Lebih lanjut, Marthinus menegaskan bahwa upaya penanggulangan narkotika harus dilakukan secara menyeluruh dengan melibatkan berbagai sektor.
“Rehabilitasi dan pencegahan adalah kunci utama dalam menekan angka penyalahgunaan narkotika. Kita harus memastikan generasi muda Indonesia tidak menjadi target empuk bagi jaringan pengedar narkotika,” tambahnya.
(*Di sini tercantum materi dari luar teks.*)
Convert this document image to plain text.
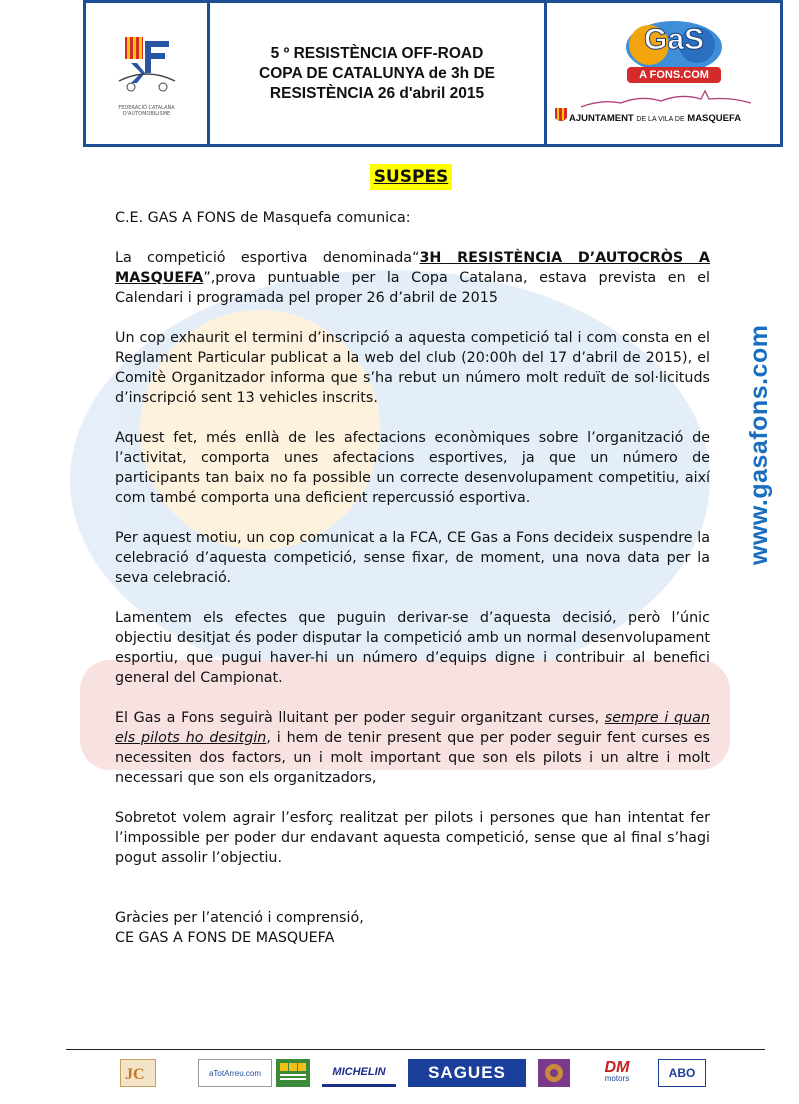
FEDERACIÓ CATALANA
D'AUTOMOBILISME
5 º RESISTÈNCIA OFF-ROAD
COPA DE CATALUNYA de 3h DE
RESISTÈNCIA 26 d'abril 2015
GaS
A FONS.COM
AJUNTAMENT DE LA VILA DE MASQUEFA
SUSPES

C.E. GAS A FONS de Masquefa comunica:

La competició esportiva denominada“3H RESISTÈNCIA D’AUTOCRÒS A MASQUEFA”,prova puntuable per la Copa Catalana, estava prevista en el Calendari i programada pel proper 26 d’abril de 2015

Un cop exhaurit el termini d’inscripció a aquesta competició tal i com consta en el Reglament Particular publicat a la web del club (20:00h del 17 d’abril de 2015), el Comitè Organitzador informa que s’ha rebut un número molt reduït de sol·licituds d’inscripció sent 13 vehicles inscrits.

Aquest fet, més enllà de les afectacions econòmiques sobre l’organització de l’activitat, comporta unes afectacions esportives, ja que un número de participants tan baix no fa possible un correcte desenvolupament competitiu, així com també comporta una deficient repercussió esportiva.

Per aquest motiu, un cop comunicat a la FCA, CE Gas a Fons decideix suspendre la celebració d’aquesta competició, sense fixar, de moment, una nova data per la seva celebració.

Lamentem els efectes que puguin derivar-se d’aquesta decisió, però l’únic objectiu desitjat és poder disputar la competició amb un normal desenvolupament esportiu, que pugui haver-hi un número d’equips digne i contribuir al benefici general del Campionat.

El Gas a Fons seguirà lluitant per poder seguir organitzant curses, sempre i quan els pilots ho desitgin, i hem de tenir present que per poder seguir fent curses es necessiten dos factors, un i molt important que son els pilots i un altre i molt necessari que son els organitzadors,

Sobretot volem agrair l’esforç realitzat per pilots i persones que han intentat fer l’impossible per poder dur endavant aquesta competició, sense que al final s’hagi pogut assolir l’objectiu.

Gràcies per l’atenció i comprensió,

CE GAS A FONS DE MASQUEFA

www.gasafons.com
JC	aTotArreu.com	MICHELIN	SAGUES	DM
motors	ABO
Ia berharap penandatanganan Nota Kesepakatan ini tidak hanya menjadi sebuah formalitas, melainkan benar-benar diimplementasikan dalam aksi nyata guna mewujudkan lingkungan yang bersih dari narkotika.
"Sinergi yang terjalin ini diharapkan dapat menjadi model bagi daerah lain. Semangat gotong royong harus kita jaga untuk menciptakan Indonesia yang lebih sehat dan terbebas dari narkotika," ujar Marthinus.
Selain fokus pada pemberantasan, kerja sama ini juga bertujuan untuk meningkatkan kesadaran masyarakat, khususnya generasi muda, terhadap bahaya narkotika.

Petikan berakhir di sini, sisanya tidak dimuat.